A sign designates an entrance to the MedStar Georgetown University Hospital in Washington. (Molly Riley/AP)

Hospitals throughout MedStar Health’s network continued to face problems with their online systems Wednesday, two days after a cyberattack crippled the health-care giant’s email and patient records databases.

“Our electronic medical records system is working,” spokeswoman Ann Nickels said. “Individual work stations may not be working.”
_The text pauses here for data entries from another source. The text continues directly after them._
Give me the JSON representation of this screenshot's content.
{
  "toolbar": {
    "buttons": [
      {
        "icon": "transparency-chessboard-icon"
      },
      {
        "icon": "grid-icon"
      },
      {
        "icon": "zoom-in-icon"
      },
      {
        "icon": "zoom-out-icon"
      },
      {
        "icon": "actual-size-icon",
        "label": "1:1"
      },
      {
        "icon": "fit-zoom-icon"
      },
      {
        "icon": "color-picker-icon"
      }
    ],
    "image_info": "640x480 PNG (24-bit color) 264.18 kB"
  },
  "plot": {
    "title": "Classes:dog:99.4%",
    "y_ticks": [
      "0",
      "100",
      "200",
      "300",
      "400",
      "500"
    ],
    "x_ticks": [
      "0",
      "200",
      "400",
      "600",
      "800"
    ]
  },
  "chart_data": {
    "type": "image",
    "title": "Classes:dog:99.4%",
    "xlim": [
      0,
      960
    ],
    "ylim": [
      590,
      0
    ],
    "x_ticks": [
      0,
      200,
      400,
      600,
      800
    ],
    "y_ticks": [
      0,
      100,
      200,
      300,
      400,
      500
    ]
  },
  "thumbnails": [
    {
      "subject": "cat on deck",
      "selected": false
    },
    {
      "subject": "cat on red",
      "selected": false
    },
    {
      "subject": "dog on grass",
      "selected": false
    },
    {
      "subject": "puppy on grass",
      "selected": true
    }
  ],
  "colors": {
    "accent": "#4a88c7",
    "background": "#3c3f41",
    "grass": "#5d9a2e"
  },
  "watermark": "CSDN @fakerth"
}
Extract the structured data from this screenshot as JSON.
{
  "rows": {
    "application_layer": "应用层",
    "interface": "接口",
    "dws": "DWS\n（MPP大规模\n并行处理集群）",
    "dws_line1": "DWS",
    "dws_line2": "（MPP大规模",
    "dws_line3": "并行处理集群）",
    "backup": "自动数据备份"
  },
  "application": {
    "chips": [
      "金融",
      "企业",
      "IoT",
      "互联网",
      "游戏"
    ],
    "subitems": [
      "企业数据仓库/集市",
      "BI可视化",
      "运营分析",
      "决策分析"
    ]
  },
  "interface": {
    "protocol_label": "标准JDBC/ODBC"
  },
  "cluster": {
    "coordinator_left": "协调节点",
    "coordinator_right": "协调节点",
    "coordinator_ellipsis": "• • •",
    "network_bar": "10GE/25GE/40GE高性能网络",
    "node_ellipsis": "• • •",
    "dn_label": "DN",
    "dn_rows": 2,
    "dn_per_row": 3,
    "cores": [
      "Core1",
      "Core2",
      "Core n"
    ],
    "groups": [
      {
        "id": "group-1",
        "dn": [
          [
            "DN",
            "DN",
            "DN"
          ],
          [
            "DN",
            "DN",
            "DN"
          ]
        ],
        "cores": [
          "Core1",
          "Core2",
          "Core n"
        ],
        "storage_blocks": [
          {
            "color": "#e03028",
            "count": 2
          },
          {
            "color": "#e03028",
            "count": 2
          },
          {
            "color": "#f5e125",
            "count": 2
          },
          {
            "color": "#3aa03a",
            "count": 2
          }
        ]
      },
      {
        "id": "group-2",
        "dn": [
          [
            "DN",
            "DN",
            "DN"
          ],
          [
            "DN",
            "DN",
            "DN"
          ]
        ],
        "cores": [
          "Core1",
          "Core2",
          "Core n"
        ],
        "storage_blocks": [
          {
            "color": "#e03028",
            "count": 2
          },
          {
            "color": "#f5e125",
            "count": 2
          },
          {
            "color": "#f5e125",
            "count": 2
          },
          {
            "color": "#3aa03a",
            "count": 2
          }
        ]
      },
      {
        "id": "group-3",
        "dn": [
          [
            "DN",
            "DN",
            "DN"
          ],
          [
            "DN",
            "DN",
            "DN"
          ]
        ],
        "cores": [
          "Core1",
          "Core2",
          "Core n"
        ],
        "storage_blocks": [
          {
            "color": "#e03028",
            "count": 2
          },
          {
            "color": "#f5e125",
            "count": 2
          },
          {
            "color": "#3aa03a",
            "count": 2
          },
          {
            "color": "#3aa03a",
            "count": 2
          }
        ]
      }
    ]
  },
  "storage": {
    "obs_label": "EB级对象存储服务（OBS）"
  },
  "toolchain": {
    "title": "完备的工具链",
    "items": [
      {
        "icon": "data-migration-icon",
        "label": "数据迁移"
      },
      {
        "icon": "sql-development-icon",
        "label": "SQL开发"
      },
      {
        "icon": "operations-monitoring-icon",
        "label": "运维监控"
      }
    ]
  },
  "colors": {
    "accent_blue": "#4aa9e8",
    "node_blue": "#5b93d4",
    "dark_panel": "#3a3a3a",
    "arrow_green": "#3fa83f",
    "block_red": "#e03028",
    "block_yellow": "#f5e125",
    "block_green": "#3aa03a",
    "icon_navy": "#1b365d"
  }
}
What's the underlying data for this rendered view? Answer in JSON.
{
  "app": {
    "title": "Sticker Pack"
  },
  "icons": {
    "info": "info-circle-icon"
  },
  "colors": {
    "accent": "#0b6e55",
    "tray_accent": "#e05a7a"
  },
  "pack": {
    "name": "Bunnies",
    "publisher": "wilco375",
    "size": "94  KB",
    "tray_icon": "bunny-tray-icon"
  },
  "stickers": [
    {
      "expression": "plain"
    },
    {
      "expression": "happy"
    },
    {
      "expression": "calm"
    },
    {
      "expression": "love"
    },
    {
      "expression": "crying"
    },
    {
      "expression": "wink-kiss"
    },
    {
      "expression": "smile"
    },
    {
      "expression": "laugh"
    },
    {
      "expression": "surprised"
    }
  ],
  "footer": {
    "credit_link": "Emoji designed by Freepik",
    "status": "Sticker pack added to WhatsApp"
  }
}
MedStar also issued a statement Wednesday saying that “the three main clinical information systems supporting patient care are moving to full restoration, and enhanced functionality continues to be added to other systems.”

But what systems worked and where varied, according to staffers reached by The Washington Post.

“In the inpatient units that I’m aware of, everything is off. The computers are off,” said Stephen Frum, a labor representative for National Nurses United who has worked closely with MedStar for 15 years. “The system may be working, but if no one can access it, what use is that?”

The $5 billion health-care provider, which operates 10 hospitals and more than 250 outpatient medical centers in the Washington region, has contended with the crisis since early Monday, frustrating patients and staff members, some of whom asserted that the problems have been worse than MedStar has acknowledged.

On Wednesday morning, The Post surveyed emergency departments at nine MedStar hospitals, and staff members at four of them — including Georgetown University Hospital and Good Samaritan Hospital in Baltimore — said their computers remained offline. Staffers at two hospitals declined to comment on the state of their computer systems. The rest indicated that some systems and computers were working.

A psychologist who works in an outpatient medical center in the District said staffers in her office were able to access the primary medical records database but still had to fax prescriptions.

At MedStar Washington Hospital Center, an emergency-room nurse said that by Wednesday afternoon, her department was “almost fully functional” but that other floors “still have no access to any systems.”

Still, MedStar officials said they had “continued to provide care approximating our normal volume levels,” according to a news release Wednesday afternoon. MedStar officials estimated that the system’s medical personnel had seen more than 6,000 patients and performed 782 surgeries since Monday.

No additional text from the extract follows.